Automation roadmap will reduce this to 10% by Q3, freeing capacity for exploratory work."
Audience: CTO / VP Engineering
Care about: business outcomes, reliability, cost
Don't say: "test coverage is 78%"
Say: "Our defect escape rate dropped from 12% to 4% this quarter.
One major production incident was prevented by our new synthetic monitoring.
Estimated COGS saved: £15k in incident response."
Audience: Developers
Care about: fast feedback, clear expectations, not being blocked by QA
Don't say: "QA can't start until Monday"
Say: "What does the feature need to be testable? Let's agree on test data and environment
needs during sprint planning so QA can start on day 3."
Quality Gates — Governance Without Bureaucracy
Level 1 gate: pre-commit (developer owns)
- Linting + formatting pass
- Fast unit tests pass (< 60s)
- No secrets detected
Level 2 gate: PR merge (team owns)
- All CI tests green
- Coverage > 80%
- QA review of ACs signed off
- At least 1 code review approval
Level 3 gate: release (QA lead owns)
- Integration tests pass
- Performance benchmarks within threshold
- Security scan clean
- Exploratory testing session completed
- No open P1/P2 defects
Each gate is a checklist, not a waiting room.
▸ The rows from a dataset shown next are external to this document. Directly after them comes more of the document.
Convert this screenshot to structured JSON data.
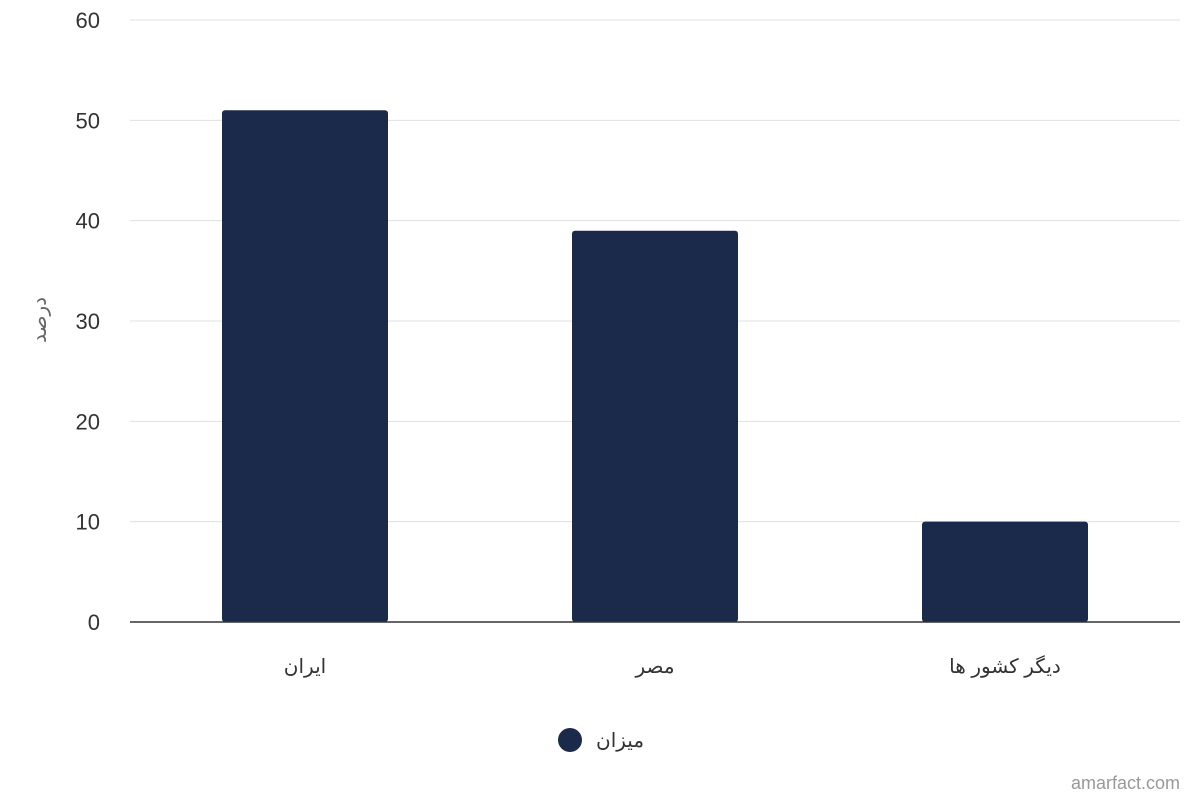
{
  "chart_data": {
    "type": "bar",
    "categories": [
      "ایران",
      "مصر",
      "دیگر کشور ها"
    ],
    "series": [
      {
        "name": "میزان",
        "values": [
          51,
          39,
          10
        ]
      }
    ],
    "ylabel": "درصد",
    "xlabel": "",
    "ylim": [
      0,
      60
    ],
    "yticks": [
      0,
      10,
      20,
      30,
      40,
      50,
      60
    ],
    "grid": true,
    "legend_position": "bottom-center",
    "bar_color": "#1b2a4a"
  },
  "watermark": "amarfact.com"
}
Gates block bad releases; they should not block good ones.
If a gate is blocking good releases: reduce it.
If a gate is letting bad releases through: strengthen it.
QA Team Building
Hiring signals for strong QA engineers:
✓ Asks "why" about requirements (not just "what to test")
✓ Comfortable with code (reads it, writes scripts, understands architecture)
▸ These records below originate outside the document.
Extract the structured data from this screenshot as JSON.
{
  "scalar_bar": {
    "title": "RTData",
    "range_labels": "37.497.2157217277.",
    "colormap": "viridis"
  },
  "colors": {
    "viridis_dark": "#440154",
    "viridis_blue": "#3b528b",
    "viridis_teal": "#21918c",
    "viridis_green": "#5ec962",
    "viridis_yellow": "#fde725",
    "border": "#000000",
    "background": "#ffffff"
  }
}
✓ Has opinions about what should NOT be tested
✓ Explains defects with root causes, not just reproduction steps
✓ Talks about risk-based testing, not 100% coverage
Red flags:
✗ "I find all the bugs" (overconfidence)
✗ Can't describe their automation framework at architecture level
✗ Treats all defects with equal urgency
✗ No interest in developer workflows or deployment process
Roles at scale:
QA Engineer: owns sprint-level testing, writes automation
Senior QA: owns test architecture, mentors, leads exploratory sessions
QA Lead: owns strategy, metrics, stakeholder communication
SDET: automation-first; can be embedded in Platform/Infra teams
Principal QA: org-wide quality strategy; hiring bar; tooling decisions
QA Roadmap Format
# QA Roadmap — Q2/Q3 2026
## Theme: Shift Left and Automation Coverage
### Q2 (May–June)
Goal: establish baseline metrics and stop the bleeding
- [ ] Define and instrument: defect escape rate, flaky test rate, coverage %
- [ ] Three Amigos sessions for all P0 features (starting Sprint 14)
- [ ] Automate 20 critical regression tests (currently manual)
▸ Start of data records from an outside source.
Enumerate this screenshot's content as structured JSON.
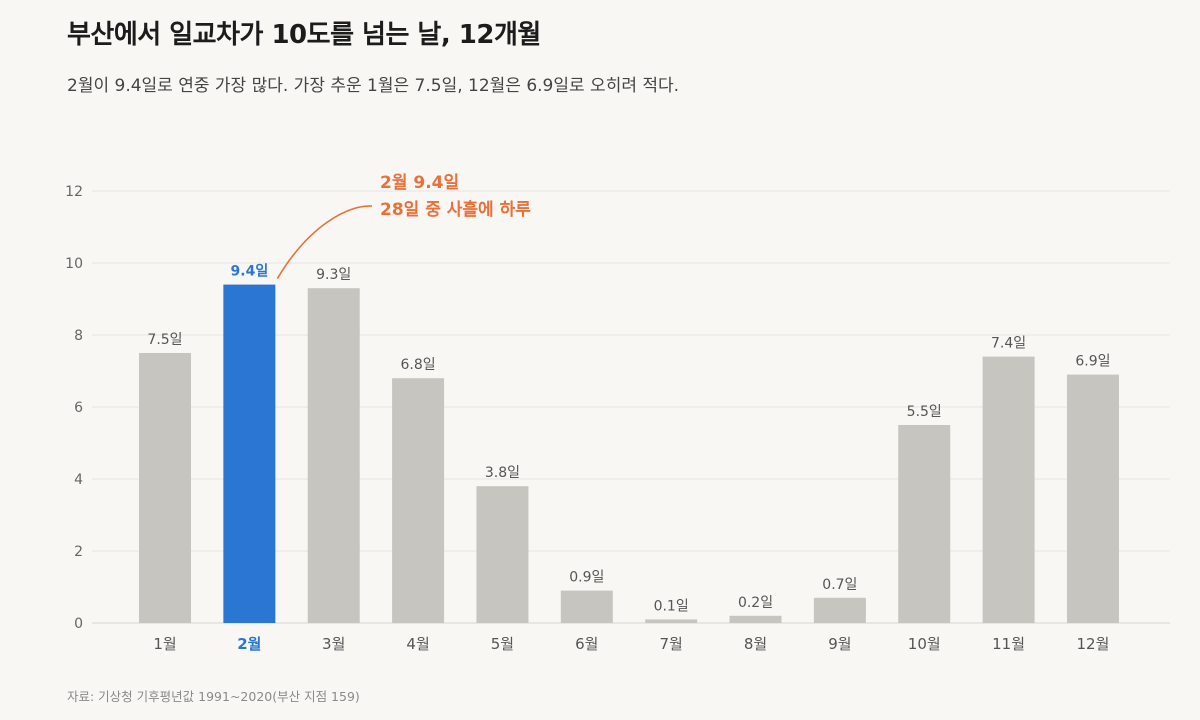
{
  "header": {
    "title": "부산에서 일교차가 10도를 넘는 날, 12개월",
    "subtitle": "2월이 9.4일로 연중 가장 많다. 가장 추운 1월은 7.5일, 12월은 6.9일로 오히려 적다."
  },
  "source": "자료: 기상청 기후평년값 1991~2020(부산 지점 159)",
  "colors": {
    "bar": "#c6c5c0",
    "highlight": "#2a76d2",
    "annotation": "#e8703a",
    "grid": "#e6e4df"
  },
  "chart_data": {
    "type": "bar",
    "categories": [
      "1월",
      "2월",
      "3월",
      "4월",
      "5월",
      "6월",
      "7월",
      "8월",
      "9월",
      "10월",
      "11월",
      "12월"
    ],
    "values": [
      7.5,
      9.4,
      9.3,
      6.8,
      3.8,
      0.9,
      0.1,
      0.2,
      0.7,
      5.5,
      7.4,
      6.9
    ],
    "value_labels": [
      "7.5일",
      "9.4일",
      "9.3일",
      "6.8일",
      "3.8일",
      "0.9일",
      "0.1일",
      "0.2일",
      "0.7일",
      "5.5일",
      "7.4일",
      "6.9일"
    ],
    "highlight_index": 1,
    "ylim": [
      0,
      12
    ],
    "yticks": [
      0,
      2,
      4,
      6,
      8,
      10,
      12
    ],
    "grid": true,
    "annotation": {
      "index": 1,
      "line1": "2월 9.4일",
      "line2": "28일 중 사흘에 하루"
    }
  }
}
- [ ] Set up Allure dashboard on CI
### Q3 (July–September)
Goal: achieve 80% automation, reduce QA bottleneck
- [ ] Complete E2E automation for all P0 journeys
- [ ] Implement synthetic monitoring on 5 critical flows
- [ ] Train all developers to own unit and integration tests
- [ ] QA time on manual regression < 20%
### Success Metrics
| Metric | Current | Q2 Target | Q3 Target |
|---|---|---|---|
| Defect escape rate | 12% | 8% | 5% |
| Automation coverage | 45% | 65% | 80% |
| QA manual regression time | 60% | 40% | 20% |
| Flaky test rate | 8% | 3% | 1% |
Connections
qa-hub · qa/qa-metrics · qa/test-strategy · qa/defect-prevention · qa/continuous-testing · qa/shift-left-testing
Open Questions
- What testing scenarios does this technique systematically miss?
- How does this approach need to change when delivery cadence moves to continuous deployment?